Gewährleistung der Sicherheit als Kernaufgabe des Staates
Es gehört zu den Kernaufgaben des Staates, Leben und körperliche Unversehrtheit der Menschen zu schützen. In der effektiven Erfüllung dieser Aufgabe liegt die eigentliche Legitimation des Staates und des bei ihm befindlichen Gewaltmonopols. Art. 99 der Bayerischen Verfassung bringt dieses Grundrecht auf Sicherheit wie folgt auf den Punkt: „Die Verfassung dient dem Schutz und dem geistigen und leiblichen Wohl aller Einwohner.“ Neue Gefährdungslagen und Bedrohungsmodalitäten, zumal durch die neuen Anschlagsstrategien des Terrorismus fordern den Staat heraus. Darauf reagieren die Gesetzgeber in Bund und Ländern mit der Schaffung neuer Befugnisse für die Polizei und Nachrichtendienste, der Bund vor allem durch das neue BKA-Gesetz (s. dazu Solmecke: Neue Sicherheitsgesetze vom Bundestag verabschiedet).

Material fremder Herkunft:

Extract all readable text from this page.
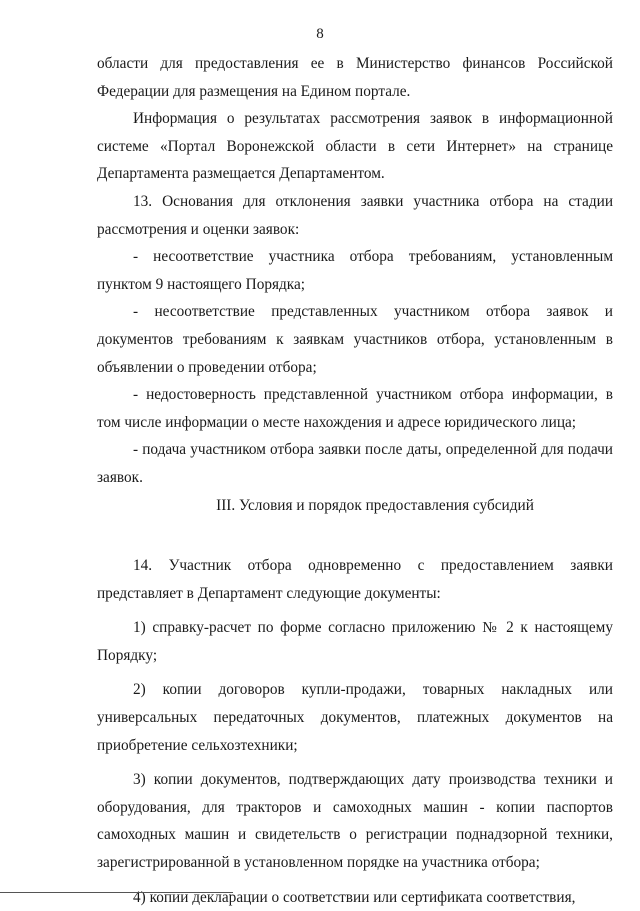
8

области для предоставления ее в Министерство финансов Российской Федерации для размещения на Едином портале.

Информация о результатах рассмотрения заявок в информационной системе «Портал Воронежской области в сети Интернет» на странице Департамента размещается Департаментом.

13. Основания для отклонения заявки участника отбора на стадии рассмотрения и оценки заявок:

- несоответствие участника отбора требованиям, установленным пунктом 9 настоящего Порядка;

- несоответствие представленных участником отбора заявок и документов требованиям к заявкам участников отбора, установленным в объявлении о проведении отбора;

- недостоверность представленной участником отбора информации, в том числе информации о месте нахождения и адресе юридического лица;

- подача участником отбора заявки после даты, определенной для подачи заявок.

III. Условия и порядок предоставления субсидий

14. Участник отбора одновременно с предоставлением заявки представляет в Департамент следующие документы:

1) справку-расчет по форме согласно приложению № 2 к настоящему Порядку;

2) копии договоров купли-продажи, товарных накладных или универсальных передаточных документов, платежных документов на приобретение сельхозтехники;

3) копии документов, подтверждающих дату производства техники и оборудования, для тракторов и самоходных машин - копии паспортов самоходных машин и свидетельств о регистрации поднадзорной техники, зарегистрированной в установленном порядке на участника отбора;

4) копии декларации о соответствии или сертификата соответствия,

PAG-Novelle vom Juli 2017: Die wesentlichen Neuerungen
Im Juli 2017 hat auch der Bayerische Landtag wesentliche Neuerungen im Bayerischen Polizeiaufgabengesetz (PAG) beschlossen. Ziel der neuen Maßnahmen ist es insbesondere, gefährliche Personen effektiver überwachen zu können. Der polizeirechtliche Gefahrenbegriff wird weiterentwickelt, zusätzliche Befugnisse werden eingeführt, bestehende Befugnisse werden zum Teil deutlich ausgeweitet. Grundlegend neu ist die Kategorie der „drohenden Gefahr“, durch die Eingriffsbefugnisse der Polizei zeitlich vorverlagert werden. Dadurch soll effektiver gegen „Gefährder“ vorgegangen werden können, die bisher noch nicht strafrechtlich in Erscheinung getreten sind und von denen noch keine unmittelbare im Sinne einer konkreten Gefahr ausgeht. Die Polizei enthält zudem die Befugnis, Kontaktverbote sowie Aufenthaltsver- oder -gebote auszusprechen (Art. 16 PAG) sowie das Tragen einer „elektronischen Fußfessel“ (Art. 32 a PAG: „elektronische Aufenthaltsüberwachung“) anzuordnen. Zudem wird die Möglichkeit des Präventivgewahrsams materiell und in zeitlicher Hinsicht ausgedehnt (Art. 17, 20 PAG).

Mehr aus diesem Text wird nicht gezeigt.